If you look at the western as a genre that explicitly comments on America then its 1970’s period is fascinating.  It was an era when American society was at its most turbulent and unpredictable on multiple levels.  During this time, a new breed of moviegoer arose that demanded more from Hollywood than the light escapism of yesteryear – and Sam Peckinpah’s The Wild Bunch, released in 1969, ensured that the decade that followed would be dangerous for anyone trying to make a simple, bloodless “white hat vs. black hat” western.  Let’s also not forget how the cynical, sometimes gruesome and very popular wave of spaghetti westerns from the late 1960’s also transformed expectations of what a western should be.

Thus, it was a perfect time for a grim take on the genre like The Last Hard Men.  This film is an adaptation of a novel by Brian Garfield, the same writer who penned the original, more downbeat novel of Death Wish, and it pursues a like-minded take on the corrosive nature of masculine aggression.  The end result is a part of the “death of the Old West” subgenre of Westerns that The Wild Bunch spawned yet it adds its own subversive ideas to the mix.

On the surface, the film seems to be a standard issue western premise: an aging con named Provo (James Coburn) escapes from a prison work gang with a group of like-minded compadres.  He leads them toward the target he’s been plotting against for years: Sam Burgade (Charlton Heston), a now-retired sheriff who lives with his daughter, Susan (Barbara Hershey).  Burgade gets wind of Provo’s escape and tries to safeguard against it with the help of new sheriff Noel Nye (Michael Parks) but Provo outwits him, captures Sarah and heads for the hills.  With his daughter’s life hanging in the balance, Burgade has no choice but to follow.

However, The Last Hard Men plays out in an existentially bleak manner that places it squarely in the post-Peckinpah revisionist western category.  Forget that the film has a pair of classic leading-man stars and a director (Andrew V. McLaglen) best known for doing traditionalist Western work with the likes of John Wayne.  In fact, McLaglen’s stately visual approach and the high production values actually make the bloodshed and savagery in the storyline feel more subversive.  The result presents a world that looks like the classic cinematic American west we know… but it is also a version where senseless violence and the ugliest side of human nature have run amuck.

An important key to the film’s tone is the script by Guerdon Trueblood, a writer and filmmaker who mostly did t.v. work but earned eternal hero status around Schlockmania headquarters for writing Welcome Home Soldier Boys and directing The Candy Snatchers.  Like those films, The Last Hard Men is informed by a downbeat view of life and humanity.  In his script, natural leaders of men either become twisted by bad circumstances (Provo) or slip into idleness and discontent (Burgade) as the relentless march of time passes them by.  Even worse, they’ll be driven to extremes to prove their individualist values, beset on all sides by doubters, as they make their way towards a lethal clash of wills with each other.  In other words, this is no light Western programmer.  It’s out to draw blood from both its characters and its audience.
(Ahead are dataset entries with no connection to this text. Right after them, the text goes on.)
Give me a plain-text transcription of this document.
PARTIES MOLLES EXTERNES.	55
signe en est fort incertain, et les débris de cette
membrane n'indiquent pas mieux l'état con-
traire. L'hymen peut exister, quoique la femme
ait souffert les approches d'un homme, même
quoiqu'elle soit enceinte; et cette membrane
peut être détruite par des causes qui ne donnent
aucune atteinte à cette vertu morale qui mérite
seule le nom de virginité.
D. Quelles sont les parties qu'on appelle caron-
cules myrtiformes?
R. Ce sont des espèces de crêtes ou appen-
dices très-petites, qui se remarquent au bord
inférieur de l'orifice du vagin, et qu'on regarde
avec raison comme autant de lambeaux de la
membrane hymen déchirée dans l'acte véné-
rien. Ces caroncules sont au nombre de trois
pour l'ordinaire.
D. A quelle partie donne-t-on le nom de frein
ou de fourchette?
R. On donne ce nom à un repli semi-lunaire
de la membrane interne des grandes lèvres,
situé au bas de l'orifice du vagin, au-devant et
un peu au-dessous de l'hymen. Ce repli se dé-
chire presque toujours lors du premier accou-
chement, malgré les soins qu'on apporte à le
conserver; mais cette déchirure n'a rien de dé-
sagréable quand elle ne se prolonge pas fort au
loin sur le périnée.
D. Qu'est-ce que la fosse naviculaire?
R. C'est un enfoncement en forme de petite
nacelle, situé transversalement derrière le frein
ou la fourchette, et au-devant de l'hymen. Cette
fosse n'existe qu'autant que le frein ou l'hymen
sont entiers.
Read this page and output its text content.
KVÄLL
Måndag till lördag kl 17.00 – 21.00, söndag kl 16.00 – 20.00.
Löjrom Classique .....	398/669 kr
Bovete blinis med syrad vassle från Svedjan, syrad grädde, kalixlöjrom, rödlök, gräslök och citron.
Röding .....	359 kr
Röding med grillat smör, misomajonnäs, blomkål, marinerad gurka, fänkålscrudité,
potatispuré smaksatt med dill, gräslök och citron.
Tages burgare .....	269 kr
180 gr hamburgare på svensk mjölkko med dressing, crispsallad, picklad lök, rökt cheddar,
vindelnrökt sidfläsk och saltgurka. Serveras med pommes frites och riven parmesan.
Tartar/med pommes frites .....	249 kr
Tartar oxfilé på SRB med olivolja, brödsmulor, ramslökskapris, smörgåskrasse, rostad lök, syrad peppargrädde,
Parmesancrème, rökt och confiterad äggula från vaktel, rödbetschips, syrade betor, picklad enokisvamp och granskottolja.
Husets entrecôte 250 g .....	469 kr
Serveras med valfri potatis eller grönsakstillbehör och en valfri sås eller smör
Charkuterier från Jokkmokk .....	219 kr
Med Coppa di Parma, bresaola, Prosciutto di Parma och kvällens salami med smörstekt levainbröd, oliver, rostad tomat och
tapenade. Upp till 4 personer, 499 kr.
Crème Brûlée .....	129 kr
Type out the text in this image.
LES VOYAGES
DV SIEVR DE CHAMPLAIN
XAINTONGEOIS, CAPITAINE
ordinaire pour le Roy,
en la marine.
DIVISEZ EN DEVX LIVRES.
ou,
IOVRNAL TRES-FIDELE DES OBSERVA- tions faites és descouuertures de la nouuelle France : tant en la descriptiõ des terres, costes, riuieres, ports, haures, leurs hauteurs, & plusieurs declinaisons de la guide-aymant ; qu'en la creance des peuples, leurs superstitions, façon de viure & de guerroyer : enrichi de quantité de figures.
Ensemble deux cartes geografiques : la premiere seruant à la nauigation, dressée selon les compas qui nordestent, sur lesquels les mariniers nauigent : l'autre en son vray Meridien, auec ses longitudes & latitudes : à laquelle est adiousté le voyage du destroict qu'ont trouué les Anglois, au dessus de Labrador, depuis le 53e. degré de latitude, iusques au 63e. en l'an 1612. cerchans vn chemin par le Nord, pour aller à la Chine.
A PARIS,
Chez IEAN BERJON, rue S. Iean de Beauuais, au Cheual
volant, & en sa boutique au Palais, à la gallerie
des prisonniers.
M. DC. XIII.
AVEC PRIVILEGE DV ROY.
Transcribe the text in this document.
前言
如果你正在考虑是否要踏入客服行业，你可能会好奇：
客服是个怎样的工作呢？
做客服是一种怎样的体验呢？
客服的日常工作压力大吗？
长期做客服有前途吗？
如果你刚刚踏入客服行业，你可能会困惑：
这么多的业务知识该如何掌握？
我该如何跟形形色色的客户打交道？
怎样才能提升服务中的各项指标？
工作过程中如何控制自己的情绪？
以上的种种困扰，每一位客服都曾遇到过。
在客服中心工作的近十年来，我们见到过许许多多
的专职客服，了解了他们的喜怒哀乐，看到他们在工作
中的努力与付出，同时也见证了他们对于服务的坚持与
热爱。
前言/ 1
Behind the camera, McLaglen makes a smart decision to let the script do the talking.  He conducts its elements in a confident manner, keeping the pacing tight and making great use of stunning western vistas as an ironic counterpoint to the ever-more-horrific events of the storyline.  He also tips his hat to Peckinpah with slow motion in a few key scenes without overdoing this flourish.  Better yet, he gets committed and intense performances from a well-stocked cast.

And speaking of that cast: fans of 1970’s cult filmmaking will have a field day with the supporting players in this film.  Coburn’s gang of roughnecks features cool 1970’s tough guys like Thalmus Rasulala and John Quade, not to mention a sneering turn from Morgan Paull and a young Larry Wilcox as the “kid” of the group.  Even better, there’s a nice turn from Jorge Rivero, a star of many Mexican flicks, as Coburn’s right-hand man.  He doesn’t get too much to do but he’s got a great, sinister presence.  Elsewhere, Parks gives a fun performance that seems to channel Bo Hopkins as the sheriff, Chris Mitchum turns up as an unlikely ally for Heston and Hershey deserves a special commendation for giving a spirited performance in a very difficult role.

Best of all, the film is anchored by strong work from Coburn and Heston.  Coburn gets the flashier of the two roles and throws himself into it with all the charismatically menacing machismo he can summon up.  Whether he’s chasing Hershey around a room or keeping his unruly crew in line, he easily sells the viewer on the white-hot rage that drives his characterization.  Heston is more reserved, at least until the film’s latter stages, as the film’s lost hero but his work is quietly impressive.  A lot of what he does here is about how the film uses his iconic presence as much as the actual acting – but he fully commits to the dark path his character must travel and gives his all, especially in the grueling finale.

In short, The Last Hard Men is a dark, uncompromising piece of work – but it’s also required viewing for students of the 1970’s revisionist western cycle.